Evolving Business Outcomes
Librestream described the evolution of business outcomes they’ve witnessed across their customer base over the past few years. The initial focus was on cost avoidance and productivity gains, which is now evolving to include revenue uplift through new service offers and an increased focus on worker safety. For example, they have customers who track worker safety metrics that range from mileage saved for field inspectors to lower exposure hours in potentially dangerous environments.
Productivity and cost avoidance are still very important though with customers tracking a range of metrics from accelerated time to productivity for new techs (33% for one equipment manufacturer) to equipment uptime improvements (5-10% measured by a rig operator) and direct savings from reducing aircraft on ground time – in the range of $800,000/incident.

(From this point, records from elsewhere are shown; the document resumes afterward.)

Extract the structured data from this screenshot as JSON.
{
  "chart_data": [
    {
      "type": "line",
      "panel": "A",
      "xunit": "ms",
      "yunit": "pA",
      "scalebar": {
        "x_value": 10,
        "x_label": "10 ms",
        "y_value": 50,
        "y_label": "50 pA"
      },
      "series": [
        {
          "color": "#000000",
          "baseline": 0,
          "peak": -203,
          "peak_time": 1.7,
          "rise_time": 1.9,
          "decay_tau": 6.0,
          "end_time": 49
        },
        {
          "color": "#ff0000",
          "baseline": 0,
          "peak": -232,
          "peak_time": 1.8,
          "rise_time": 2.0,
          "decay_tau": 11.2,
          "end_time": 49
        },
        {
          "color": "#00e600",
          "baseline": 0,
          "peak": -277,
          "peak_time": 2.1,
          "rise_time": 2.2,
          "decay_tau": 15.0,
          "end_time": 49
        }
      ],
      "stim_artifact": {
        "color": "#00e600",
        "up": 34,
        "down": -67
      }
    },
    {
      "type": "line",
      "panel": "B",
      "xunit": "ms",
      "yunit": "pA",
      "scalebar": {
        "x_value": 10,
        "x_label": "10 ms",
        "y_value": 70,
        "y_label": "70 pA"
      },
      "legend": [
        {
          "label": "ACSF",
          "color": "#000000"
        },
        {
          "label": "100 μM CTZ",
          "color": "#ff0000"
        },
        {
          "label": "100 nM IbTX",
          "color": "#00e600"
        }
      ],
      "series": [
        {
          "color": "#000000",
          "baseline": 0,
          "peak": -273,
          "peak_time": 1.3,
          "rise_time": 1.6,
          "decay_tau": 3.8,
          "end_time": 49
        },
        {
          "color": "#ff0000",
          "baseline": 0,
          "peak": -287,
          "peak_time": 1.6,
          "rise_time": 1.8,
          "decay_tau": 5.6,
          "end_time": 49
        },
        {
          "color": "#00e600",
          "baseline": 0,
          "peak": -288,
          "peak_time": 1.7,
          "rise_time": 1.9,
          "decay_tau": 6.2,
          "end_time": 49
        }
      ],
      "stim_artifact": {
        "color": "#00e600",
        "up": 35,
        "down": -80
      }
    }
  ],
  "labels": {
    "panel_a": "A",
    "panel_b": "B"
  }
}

Some preliminary ABI Research analysis from my team and I also estimate a possible increase of 30% in operational equipment efficiency, thanks to a combination of fewer required workers, accelerated worker training, and higher per-hour worker productivity through augmented reality. There can also be a direct machine and user downtime reduction with several the most prominent use cases.
AR Part of the Digital Ecosystem
Other synergistic technologies including 5G, AI/ML, Robotics, IoT, and Blockchain are all commonplace in discussions around digitization, in which AR is an increasingly growing portion of that conversation.
Edge compute and edge streaming can offload resources from a local device to the cloud, lowering user-touching hardware requirements. AI and ML are already being utilized in big data analytics, where AR can also feed into, but on top of that components of an AR experience like SLAM tracking and object recognition can be continually improved with proper AI/ML implementations. Robotics meshes nicely with IoT and AR. And with the massive amounts of data flowing in this potential forward-looking system, blockchain to keep it secure and ensure proper delivery can be pivotal.
All in all, AR has both objective value as a standalone technology, and improves dramatically when combined with other powerful technologies. The most value available today also happens to lie where it is most easily recognized; remote expertise, training, and data logging all have direct beneficial ties to AR both handheld and head worn.
These components are all coming together create a potential revolution in the workplace and beyond, with a true realization of a situation where the whole is greater than the sum of its parts.